Брат Ульрих с наигранным огорчением опустил уголки губ. Низ рясы у него вымок и помялся.
— Видите того человека с камышовыми корзинами, вон там, у реки? Его зовут Гунтер. Если бы я не полез в реку да не помог ему вытащить сети, он потерял бы весь свой улов.
— Конечно, и весь Виттенберг от этого бы пострадал, — с ухмылкой сказал Мартин. — В конце концов, у нас ведь сегодня пятница!
— Верно! Вы удивительно быстро осваиваете местные порядки!

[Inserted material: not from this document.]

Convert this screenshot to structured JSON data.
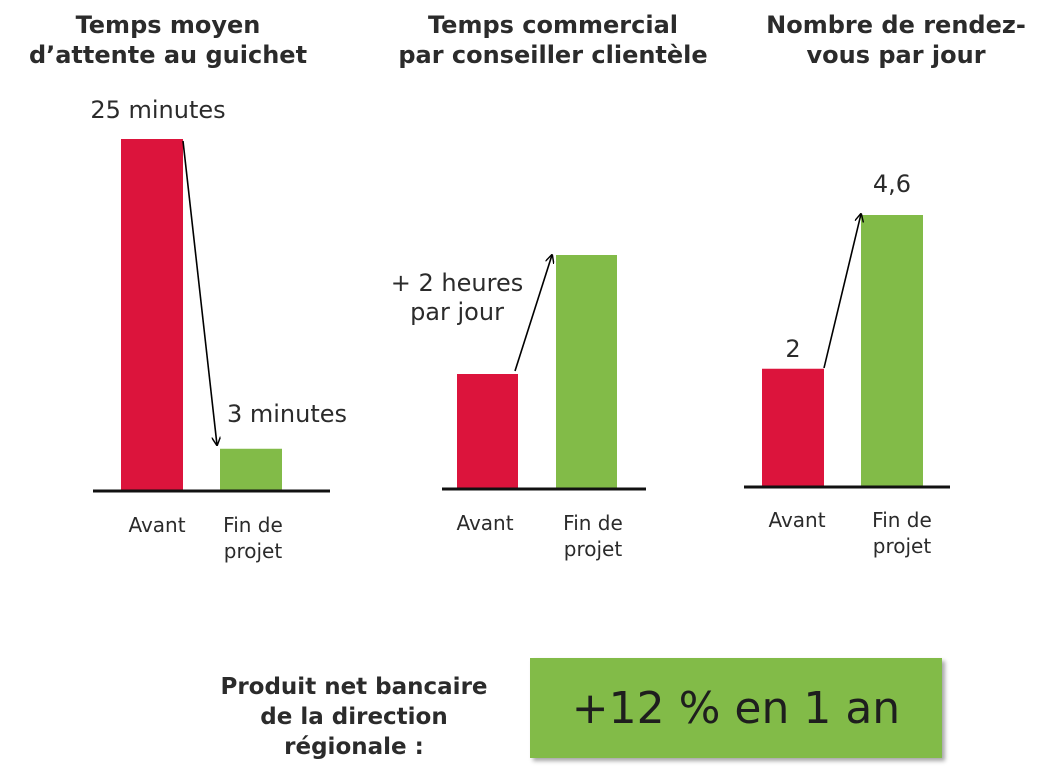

С шутками и смехом монахи отправились домой. Они поднялись по пологому, поросшему кустарником склону и пошли по тропинке к западным воротам. Уже издалека доносился плеск воды: они приближались к глубокому рву возле городской стены. Под аркой ворот, створки которых были широко открыты, тот самый слепой рыбак о чем-то разговаривал с солдатом, что стоял у ворот на страже. Мартин видел, как слепец залез рукой в камышовую корзину, вынул из нее рыбину и стал показывать ее солдату. Стражник перевел взгляд наверх, к брустверу, где лениво грелись на солнышке его товарищи: кто просто сидел, а кто натирал до блеска промасленной тряпицей свои латы. Заметив монахов, стражник поспешно сунул рыбину в бочку позади себя и махнул рукой монахам, а заодно и Гунтеру: мол, проходите. Они вошли в город.
Перед замковой церковью на небольшой площадке, покрытой соломой и камышом, расположились мелкие торговцы — кто за открытым прилавком, кто в маленькой будочке. Подзывая прохожих, они умело расхваливали свой товар: плетеные корзины, глиняные кувшины и кружки, разноцветные ленты, броши, узорчатые пояски. Продавец сукна навязал полоски ткани на длинный шест, и они, как флаги, развевались на ветру. В некотором отдалении кудахтали куры и гоготали гуси, просовывая клювы сквозь прутья клеток. Запах пчелиного воска, хлеба и жареной рыбы заползал во все щели домов и сараев, примыкавших к площади перед церковью. А с задних дворов, которые представляли собой настоящие лабиринты с деревянными галереями и кривыми лестницами, доносился визг пил и шум точильного круга. Хозяйки с ведрами в руках судачили у колодца. Благообразный старец в мантии, явно профессор университета, вышел из придела церкви, у дверей которого пристроился оборванный нищий. Старец развязал маленький кожаный кошелек, висевший у него на поясе, и бросил нищему несколько монет, хотя тот к нему и не приставал.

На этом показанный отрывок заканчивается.